Friday, the Labor Department will release its jobs numbers for May. Last month’s data showed a much higher employment rate than most were expecting. For this report, expectations call for non-farms jobs to be at 95,000 versus the prior 115,000 jobs.
Also on Friday, the CFTC will update its Commitments of Traders Report. Last week’s numbers showed the occurrence of net-selling for the first time in a dozen weeks.
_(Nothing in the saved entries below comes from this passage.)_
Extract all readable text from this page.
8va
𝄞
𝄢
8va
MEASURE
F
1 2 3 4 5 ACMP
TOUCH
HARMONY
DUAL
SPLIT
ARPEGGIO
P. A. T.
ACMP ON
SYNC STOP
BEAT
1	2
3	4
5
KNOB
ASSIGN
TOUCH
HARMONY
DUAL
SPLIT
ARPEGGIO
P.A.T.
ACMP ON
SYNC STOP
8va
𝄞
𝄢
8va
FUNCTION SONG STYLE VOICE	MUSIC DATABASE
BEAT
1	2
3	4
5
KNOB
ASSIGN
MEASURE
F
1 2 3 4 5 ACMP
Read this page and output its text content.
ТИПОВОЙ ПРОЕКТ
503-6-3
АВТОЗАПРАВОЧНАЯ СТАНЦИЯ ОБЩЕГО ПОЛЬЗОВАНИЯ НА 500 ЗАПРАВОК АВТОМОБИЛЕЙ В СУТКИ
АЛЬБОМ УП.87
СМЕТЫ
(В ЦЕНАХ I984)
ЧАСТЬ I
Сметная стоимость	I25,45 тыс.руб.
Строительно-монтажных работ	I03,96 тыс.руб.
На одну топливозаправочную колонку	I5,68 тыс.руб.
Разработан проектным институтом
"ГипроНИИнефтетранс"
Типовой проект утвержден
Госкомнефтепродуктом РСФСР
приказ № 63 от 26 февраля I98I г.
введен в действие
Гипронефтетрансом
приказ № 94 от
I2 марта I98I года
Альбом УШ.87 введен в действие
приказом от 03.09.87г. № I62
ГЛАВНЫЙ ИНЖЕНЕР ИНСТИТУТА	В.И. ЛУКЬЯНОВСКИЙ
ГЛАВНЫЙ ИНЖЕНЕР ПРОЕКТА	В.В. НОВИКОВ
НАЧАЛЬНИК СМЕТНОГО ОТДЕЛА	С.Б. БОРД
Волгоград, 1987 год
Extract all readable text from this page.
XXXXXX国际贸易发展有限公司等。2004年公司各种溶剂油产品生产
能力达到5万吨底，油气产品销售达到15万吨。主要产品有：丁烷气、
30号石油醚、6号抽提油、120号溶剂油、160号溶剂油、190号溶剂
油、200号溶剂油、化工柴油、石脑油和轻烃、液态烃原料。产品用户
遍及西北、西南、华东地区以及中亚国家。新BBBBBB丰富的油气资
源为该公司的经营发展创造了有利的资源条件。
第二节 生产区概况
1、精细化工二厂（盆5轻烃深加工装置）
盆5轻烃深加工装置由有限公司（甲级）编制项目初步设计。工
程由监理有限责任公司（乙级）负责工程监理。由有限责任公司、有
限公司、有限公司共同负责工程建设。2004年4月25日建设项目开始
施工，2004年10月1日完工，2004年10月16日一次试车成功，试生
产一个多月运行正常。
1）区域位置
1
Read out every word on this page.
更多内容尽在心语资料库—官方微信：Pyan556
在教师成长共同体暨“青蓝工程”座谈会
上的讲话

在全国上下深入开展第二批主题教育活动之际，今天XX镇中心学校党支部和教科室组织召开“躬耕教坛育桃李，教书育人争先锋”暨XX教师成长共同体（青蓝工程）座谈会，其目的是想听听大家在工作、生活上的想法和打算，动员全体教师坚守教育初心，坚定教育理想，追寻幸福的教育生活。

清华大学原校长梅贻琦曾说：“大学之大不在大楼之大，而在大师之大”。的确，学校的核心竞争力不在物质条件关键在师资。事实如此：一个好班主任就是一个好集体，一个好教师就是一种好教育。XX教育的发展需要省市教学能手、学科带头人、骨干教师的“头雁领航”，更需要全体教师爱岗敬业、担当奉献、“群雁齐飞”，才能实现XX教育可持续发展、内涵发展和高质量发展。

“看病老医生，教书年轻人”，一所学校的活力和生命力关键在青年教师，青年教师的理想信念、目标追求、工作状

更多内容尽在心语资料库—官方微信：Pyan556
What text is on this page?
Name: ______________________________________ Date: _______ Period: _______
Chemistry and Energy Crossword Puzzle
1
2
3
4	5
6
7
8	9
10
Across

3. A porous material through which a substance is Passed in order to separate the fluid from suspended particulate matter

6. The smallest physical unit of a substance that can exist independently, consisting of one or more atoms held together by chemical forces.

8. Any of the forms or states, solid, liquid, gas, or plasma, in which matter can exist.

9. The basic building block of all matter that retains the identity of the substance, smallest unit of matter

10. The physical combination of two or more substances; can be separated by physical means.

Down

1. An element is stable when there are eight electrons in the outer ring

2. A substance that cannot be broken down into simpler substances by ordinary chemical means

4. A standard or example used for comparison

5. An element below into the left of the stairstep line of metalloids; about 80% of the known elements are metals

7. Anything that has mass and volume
Managed-money funds sold some 7,400 positions, reducing their overall net-long position to some 54,000 contracts. The data will be out at 3:30 p.m. EDT.
As a reminder, option expiration for the July contract is Friday, June 12, while the spot July contract commences delivery on June 24, running through July 9.
The 6- to 10-day forecast (June 9-June 13) shows slightly above normal temperatures for the Texas Panhandle, while the Delta and the Southeast are expecting to have much-above normal temperatures. Rain-wise, most of the U.S. Cotton Belt looks to have slightly above normal opportunities for precipitation.
Chart support for December cotton stands at 79.60 cents and 79.00 cents, with resistance around 81.75 cents and 82.25 cents. This morning’s estimated volume is 13,110 contracts.